Las
machas de Cañete se venderán en Europa, Estados Unidos, Asia;
en frascos de vidrio y con etiquetas cuyos diseños serán
mapuches. Es el sueño.
En Huentelolen (sector de esa comuna) y áreas cercanas, las comunidades
mapuches recolectoras de machas están empeñadas, desde hace
algunos años, en mejorar su nivel de vida adaptando su trabajo a
las condiciones de la economía mundial actual.

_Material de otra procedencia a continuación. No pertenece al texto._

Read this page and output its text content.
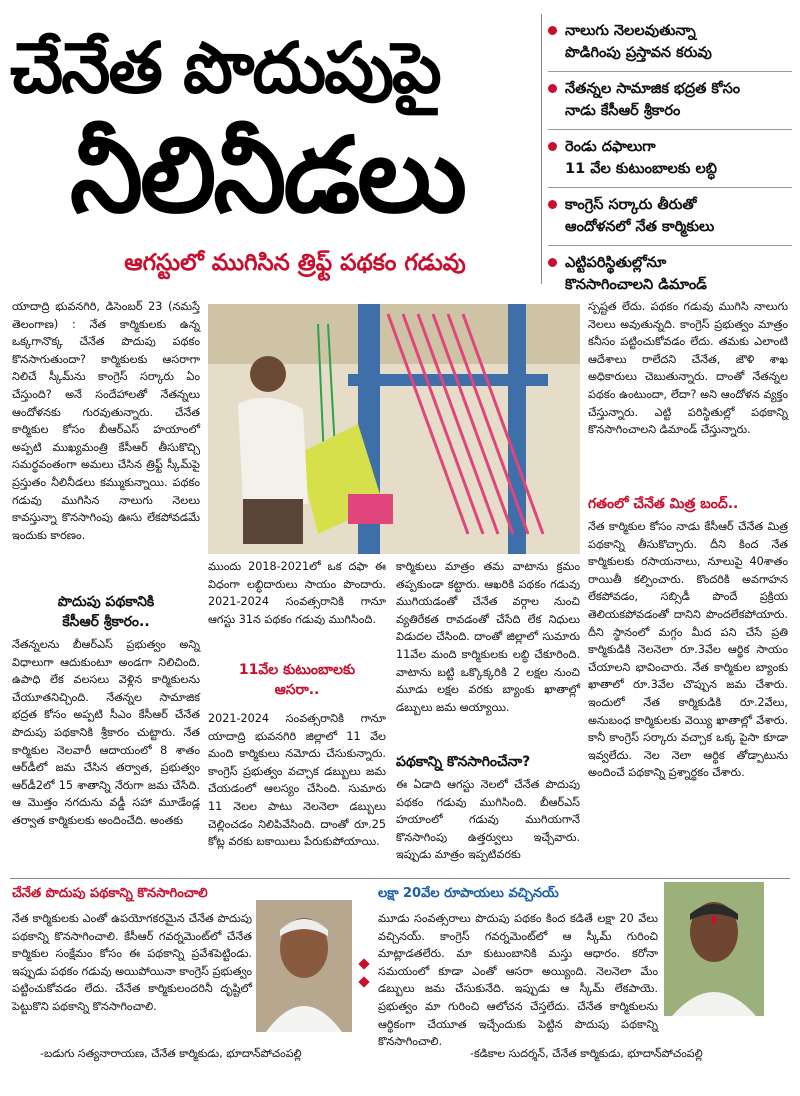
చేనేత పొదుపుపై
నీలినీడలు
ఆగస్టులో ముగిసిన త్రిఫ్ట్ పథకం గడువు
నాలుగు నెలలవుతున్నా
పొడిగింపు ప్రస్తావన కరువు
నేతన్నల సామాజిక భద్రత కోసం
నాడు కేసీఆర్ శ్రీకారం
రెండు దఫాలుగా
11 వేల కుటుంబాలకు లబ్ధి
కాంగ్రెస్ సర్కారు తీరుతో
ఆందోళనలో నేత కార్మికులు
ఎట్టిపరిస్థితుల్లోనూ
కొనసాగించాలని డిమాండ్
యాదాద్రి భువనగిరి, డిసెంబర్ 23 (నమస్తే తెలంగాణ) : నేత కార్మికులకు ఉన్న ఒక్కగానొక్క చేనేత పొదుపు పథకం కొనసాగుతుందా? కార్మికులకు ఆసరాగా నిలిచే స్కీమ్‌ను కాంగ్రెస్ సర్కారు ఏం చేస్తుంది? అనే సందేహాలతో నేతన్నలు ఆందోళనకు గురవుతున్నారు. చేనేత కార్మికుల కోసం బీఆర్ఎస్ హయాంలో అప్పటి ముఖ్యమంత్రి కేసీఆర్ తీసుకొచ్చి సమర్థవంతంగా అమలు చేసిన త్రిఫ్ట్ స్కీమ్‌పై ప్రస్తుతం నీలినీడలు కమ్ముకున్నాయి. పథకం గడువు ముగిసిన నాలుగు నెలలు కావస్తున్నా కొనసాగింపు ఊసు లేకపోవడమే ఇందుకు కారణం.
పొదుపు పథకానికి
కేసీఆర్ శ్రీకారం..
నేతన్నలను బీఆర్ఎస్ ప్రభుత్వం అన్ని విధాలుగా ఆదుకుంటూ అండగా నిలిచింది. ఉపాధి లేక వలసలు వెళ్లిన కార్మికులను చేయూతనిచ్చింది. నేతన్నల సామాజిక భద్రత కోసం అప్పటి సీఎం కేసీఆర్ చేనేత పొదుపు పథకానికి శ్రీకారం చుట్టారు. నేత కార్మికుల నెలవారీ ఆదాయంలో 8 శాతం ఆర్‌డీలో జమ చేసిన తర్వాత, ప్రభుత్వం ఆర్‌డీ2లో 15 శాతాన్ని నేరుగా జమ చేసేది. ఆ మొత్తం నగదును వడ్డీ సహా మూడేండ్ల తర్వాత కార్మికులకు అందించేది. అంతకు
ముందు 2018-2021లో ఒక దఫా ఈ విధంగా లబ్ధిదారులు సాయం పొందారు. 2021-2024 సంవత్సరానికి గానూ ఆగస్టు 31న పథకం గడువు ముగిసింది.
11వేల కుటుంబాలకు
ఆసరా..
2021-2024 సంవత్సరానికి గానూ యాదాద్రి భువనగిరి జిల్లాలో 11 వేల మంది కార్మికులు నమోదు చేసుకున్నారు. కాంగ్రెస్ ప్రభుత్వం వచ్చాక డబ్బులు జమ చేయడంలో ఆలస్యం చేసింది. సుమారు 11 నెలల పాటు నెలనెలా డబ్బులు చెల్లించడం నిలిపివేసింది. దాంతో రూ.25 కోట్ల వరకు బకాయిలు పేరుకుపోయాయి.
కార్మికులు మాత్రం తమ వాటాను క్రమం తప్పకుండా కట్టారు. ఆఖరికి పథకం గడువు ముగియడంతో చేనేత వర్గాల నుంచి వ్యతిరేకత రావడంతో చేసేది లేక నిధులు విడుదల చేసింది. దాంతో జిల్లాలో సుమారు 11వేల మంది కార్మికులకు లబ్ధి చేకూరింది. వాటాను బట్టి ఒక్కొక్కరికి 2 లక్షల నుంచి మూడు లక్షల వరకు బ్యాంకు ఖాతాల్లో డబ్బులు జమ అయ్యాయి.
పథకాన్ని కొనసాగించేనా?
ఈ ఏడాది ఆగస్టు నెలలో చేనేత పొదుపు పథకం గడువు ముగిసింది. బీఆర్ఎస్ హయాంలో గడువు ముగియగానే కొనసాగింపు ఉత్తర్వులు ఇచ్చేవారు. ఇప్పుడు మాత్రం ఇప్పటివరకు
స్పష్టత లేదు. పథకం గడువు ముగిసి నాలుగు నెలలు అవుతున్నది. కాంగ్రెస్ ప్రభుత్వం మాత్రం కనీసం పట్టించుకోవడం లేదు. తమకు ఎలాంటి ఆదేశాలు రాలేదని చేనేత, జౌళి శాఖ అధికారులు చెబుతున్నారు. దాంతో నేతన్నల పథకం ఉంటుందా, లేదా? అని ఆందోళన వ్యక్తం చేస్తున్నారు. ఎట్టి పరిస్థితుల్లో పథకాన్ని కొనసాగించాలని డిమాండ్ చేస్తున్నారు.
గతంలో చేనేత మిత్ర బంద్..
నేత కార్మికుల కోసం నాడు కేసీఆర్ చేనేత మిత్ర పథకాన్ని తీసుకొచ్చారు. దీని కింద నేత కార్మికులకు రసాయనాలు, నూలుపై 40శాతం రాయితీ కల్పించారు. కొందరికి అవగాహన లేకపోవడం, సబ్సిడీ పొందే ప్రక్రియ తెలియకపోవడంతో దానిని పొందలేకపోయారు. దీని స్థానంలో మగ్గం మీద పని చేసే ప్రతి కార్మికుడికి నెలనెలా రూ.3వేల ఆర్థిక సాయం చేయాలని భావించారు. నేత కార్మికుల బ్యాంకు ఖాతాలో రూ.3వేల చొప్పున జమ చేశారు. ఇందులో నేత కార్మికుడికి రూ.2వేలు, అనుబంధ కార్మికులకు వెయ్యి ఖాతాల్లో వేశారు. కానీ కాంగ్రెస్ సర్కారు వచ్చాక ఒక్క పైసా కూడా ఇవ్వలేదు. నెల నెలా ఆర్థిక తోడ్పాటును అందించే పథకాన్ని ప్రశ్నార్థకం చేశారు.
చేనేత పొదుపు పథకాన్ని కొనసాగించాలి
నేత కార్మికులకు ఎంతో ఉపయోగకరమైన చేనేత పొదుపు పథకాన్ని కొనసాగించాలి. కేసీఆర్ గవర్నమెంట్‌లో చేనేత కార్మికుల సంక్షేమం కోసం ఈ పథకాన్ని ప్రవేశపెట్టిండు. ఇప్పుడు పథకం గడువు అయిపోయినా కాంగ్రెస్ ప్రభుత్వం పట్టించుకోవడం లేదు. చేనేత కార్మికులందరినీ దృష్టిలో పెట్టుకొని పథకాన్ని కొనసాగించాలి.
-బడుగు సత్యనారాయణ, చేనేత కార్మికుడు, భూదాన్‌పోచంపల్లి
లక్షా 20వేల రూపాయలు వచ్చినయ్
మూడు సంవత్సరాలు పొదుపు పథకం కింద కడితే లక్షా 20 వేలు వచ్చినయ్. కాంగ్రెస్ గవర్నమెంట్‌లో ఆ స్కీమ్ గురించి మాట్లాడతలేరు. మా కుటుంబానికి మస్తు ఆధారం. కరోనా సమయంలో కూడా ఎంతో ఆసరా అయ్యింది. నెలనెలా మేం డబ్బులు జమ చేసుకునేది. ఇప్పుడు ఆ స్కీమ్ లేకపాయె. ప్రభుత్వం మా గురించి ఆలోచన చేస్తలేదు. చేనేత కార్మికులను ఆర్థికంగా చేయూత ఇచ్చేందుకు పెట్టిన పొదుపు పథకాన్ని కొనసాగించాలి.
-కడికాల సుదర్శన్, చేనేత కార్మికుడు, భూదాన్‌పోచంపల్లి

Son pescadores recolectores, unos entre tantos miles de chilenos que viven
del mar. Específicamente, son “taloneros”. Utilizan la antiquísima
y artesanal técnica de zafar los moluscos de las rocas a golpes
de talón. También son pescadores, de orilla eso sí,
y todavía pescan con caballo: atan a un equino una red y el jinete
guía al animal mar adentro, hasta que el agua le tapa las corvas,
le hace formar un semicírculo (parecido al cerco de los barcos industriales)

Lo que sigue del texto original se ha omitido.